Spezis, Geldmenschen und spielsüchtige Kids trafen sich dort zu einem internetten
Stelldichein - und noch immer weiss niemand, was genau eigentlich der wage Begriff
Multimedia beinhaltet. "Man" traf sich einfach, und das war der hauptsächliche Sinn des
Unternehmens Cyberworld.
Die Messe der Messen
Der Propagandaaufwand im Vorfeld war gross, die Teilnahmepreise am (zentralen)
Multimedia-Kongress in der BEA hoch und der Anteil der Männer bei den Vortragenden auch.
Neben der eigentlichen Messe führte man einen (ausverkauften) Galaabend, eine Disco,
etliche Fachreferate und Workshops zu ein paar der entscheidensten Themen durch.
Die brütende Hitze war wohl nicht der Grund, dass eigentlich der Publikumsaufmarsch
an der Messe nur mässig war. Das Problem lag wohl am Fehlen eines Anreizes für die interaktive $
Mittelklasse, also für jene, die aktiv mit Internet arbeiten, aber nicht wirtschaftliche
Gründe haben und auch nicht nur in den Netzen rumgammeln wollen. Denn nur für solche war die
Messe gemacht. Entweder waren die Angebote sehr spezialisiert oder nur sinnlose Spielereien.
70 Aussteller zeigten ihre Objekte in den Bereichen Multimedia und Internet.
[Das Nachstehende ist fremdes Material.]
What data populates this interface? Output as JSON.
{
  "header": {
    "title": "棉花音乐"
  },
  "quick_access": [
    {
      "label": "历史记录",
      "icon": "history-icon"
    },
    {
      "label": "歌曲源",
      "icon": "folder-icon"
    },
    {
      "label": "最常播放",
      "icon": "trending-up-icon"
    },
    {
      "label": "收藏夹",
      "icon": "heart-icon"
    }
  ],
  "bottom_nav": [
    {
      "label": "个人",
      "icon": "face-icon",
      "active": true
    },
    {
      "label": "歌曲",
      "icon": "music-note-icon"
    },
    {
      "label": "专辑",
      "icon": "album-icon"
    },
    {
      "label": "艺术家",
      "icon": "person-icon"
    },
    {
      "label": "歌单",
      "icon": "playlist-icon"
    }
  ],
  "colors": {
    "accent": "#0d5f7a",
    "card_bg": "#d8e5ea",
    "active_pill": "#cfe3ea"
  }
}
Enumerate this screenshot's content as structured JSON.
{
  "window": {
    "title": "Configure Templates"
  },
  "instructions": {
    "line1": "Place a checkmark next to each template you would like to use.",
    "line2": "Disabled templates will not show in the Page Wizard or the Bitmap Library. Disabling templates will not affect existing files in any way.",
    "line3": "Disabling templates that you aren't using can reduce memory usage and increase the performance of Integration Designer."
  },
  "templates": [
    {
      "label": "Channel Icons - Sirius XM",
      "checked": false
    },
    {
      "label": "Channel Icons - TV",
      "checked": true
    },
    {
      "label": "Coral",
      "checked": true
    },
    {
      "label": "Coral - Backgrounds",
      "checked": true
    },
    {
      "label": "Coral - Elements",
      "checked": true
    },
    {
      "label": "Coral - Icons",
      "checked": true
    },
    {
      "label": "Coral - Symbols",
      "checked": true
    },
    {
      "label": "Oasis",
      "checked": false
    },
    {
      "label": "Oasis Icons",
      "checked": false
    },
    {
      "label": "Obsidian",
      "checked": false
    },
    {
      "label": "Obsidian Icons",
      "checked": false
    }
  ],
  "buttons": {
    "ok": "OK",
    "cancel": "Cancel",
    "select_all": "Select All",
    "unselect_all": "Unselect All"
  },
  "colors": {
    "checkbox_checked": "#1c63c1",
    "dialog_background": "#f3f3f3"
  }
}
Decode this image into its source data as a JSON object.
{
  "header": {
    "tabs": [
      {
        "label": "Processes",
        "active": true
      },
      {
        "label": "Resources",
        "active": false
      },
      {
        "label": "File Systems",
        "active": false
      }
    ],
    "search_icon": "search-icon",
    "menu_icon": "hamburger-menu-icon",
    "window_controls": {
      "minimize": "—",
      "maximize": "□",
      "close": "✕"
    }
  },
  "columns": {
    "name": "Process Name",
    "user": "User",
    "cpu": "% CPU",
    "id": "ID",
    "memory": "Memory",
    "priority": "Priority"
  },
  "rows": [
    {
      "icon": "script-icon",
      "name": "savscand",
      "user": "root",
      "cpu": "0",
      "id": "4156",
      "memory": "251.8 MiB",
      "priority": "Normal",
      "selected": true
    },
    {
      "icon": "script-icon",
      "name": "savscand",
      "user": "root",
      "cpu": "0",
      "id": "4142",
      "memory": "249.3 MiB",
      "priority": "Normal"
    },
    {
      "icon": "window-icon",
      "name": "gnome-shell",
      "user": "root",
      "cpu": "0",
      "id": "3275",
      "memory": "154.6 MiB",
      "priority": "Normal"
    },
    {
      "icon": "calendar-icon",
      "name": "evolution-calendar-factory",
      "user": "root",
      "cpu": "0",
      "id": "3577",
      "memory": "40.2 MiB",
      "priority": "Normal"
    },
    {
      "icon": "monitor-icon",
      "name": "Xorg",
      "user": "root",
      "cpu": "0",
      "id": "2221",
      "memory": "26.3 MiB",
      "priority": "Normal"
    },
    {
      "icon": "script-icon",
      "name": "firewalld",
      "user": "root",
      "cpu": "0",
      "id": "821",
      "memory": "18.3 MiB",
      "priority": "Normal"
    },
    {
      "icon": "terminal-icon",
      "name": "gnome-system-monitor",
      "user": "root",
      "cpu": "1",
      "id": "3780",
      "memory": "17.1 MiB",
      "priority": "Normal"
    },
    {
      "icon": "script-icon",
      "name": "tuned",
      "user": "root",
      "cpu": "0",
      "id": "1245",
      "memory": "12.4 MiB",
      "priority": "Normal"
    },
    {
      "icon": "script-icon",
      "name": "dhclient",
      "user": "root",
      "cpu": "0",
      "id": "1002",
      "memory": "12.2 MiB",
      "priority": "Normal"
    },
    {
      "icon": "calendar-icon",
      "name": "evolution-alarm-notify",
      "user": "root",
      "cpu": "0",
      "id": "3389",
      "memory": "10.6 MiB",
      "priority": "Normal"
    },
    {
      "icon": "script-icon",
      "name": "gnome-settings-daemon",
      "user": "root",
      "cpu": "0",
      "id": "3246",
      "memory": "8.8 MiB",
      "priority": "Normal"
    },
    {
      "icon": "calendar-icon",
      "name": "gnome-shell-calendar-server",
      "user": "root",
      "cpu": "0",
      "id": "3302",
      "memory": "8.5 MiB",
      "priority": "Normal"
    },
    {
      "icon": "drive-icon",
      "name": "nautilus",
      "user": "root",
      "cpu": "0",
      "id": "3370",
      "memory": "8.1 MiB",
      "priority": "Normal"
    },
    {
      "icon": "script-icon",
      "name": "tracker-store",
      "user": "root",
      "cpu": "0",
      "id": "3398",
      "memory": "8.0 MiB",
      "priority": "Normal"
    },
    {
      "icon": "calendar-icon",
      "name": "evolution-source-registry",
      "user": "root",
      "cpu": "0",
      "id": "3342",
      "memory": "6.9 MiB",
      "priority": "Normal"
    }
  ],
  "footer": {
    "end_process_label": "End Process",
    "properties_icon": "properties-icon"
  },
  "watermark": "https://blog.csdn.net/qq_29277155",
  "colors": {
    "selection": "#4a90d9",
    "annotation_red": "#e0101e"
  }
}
Der Messeleiter
äusserte gegenüber Biwidus, dass gerade in den letzten Wochen und Monaten die Nachfrage
enorm gestiegen sei und die Cyberworld etwa gleich viele Aussteller habe wie die
ähnliche Messe in Berlin nächsten Monat.
Wir wollen in unserer Berichterstattung nur auf einige der erwähnten Punkte eingehen, denn
sonst wäre es zu viel. Und weil alles eh viel zu viel ist, möchten wir das Thema sogar
zweiteilen, der Anfang kommt diese Woche aufs Web, der Schluss die nächste. Zuerst
wollen wir in dieser ersten Ausgabe (ironisch) einige (kritische) allgemeine Aussagen
des Hamburger Trendforschers Matthias Horx wiedergeben. Unter anderem erzählte er über
eine interessante Charakterstudie über uns Cybernauten. Nächste Woche behandeln wir die
Gedanken des Blue Window-Chefs Peter Rudin zur Entwicklung und Zukunft von (kommerziellen)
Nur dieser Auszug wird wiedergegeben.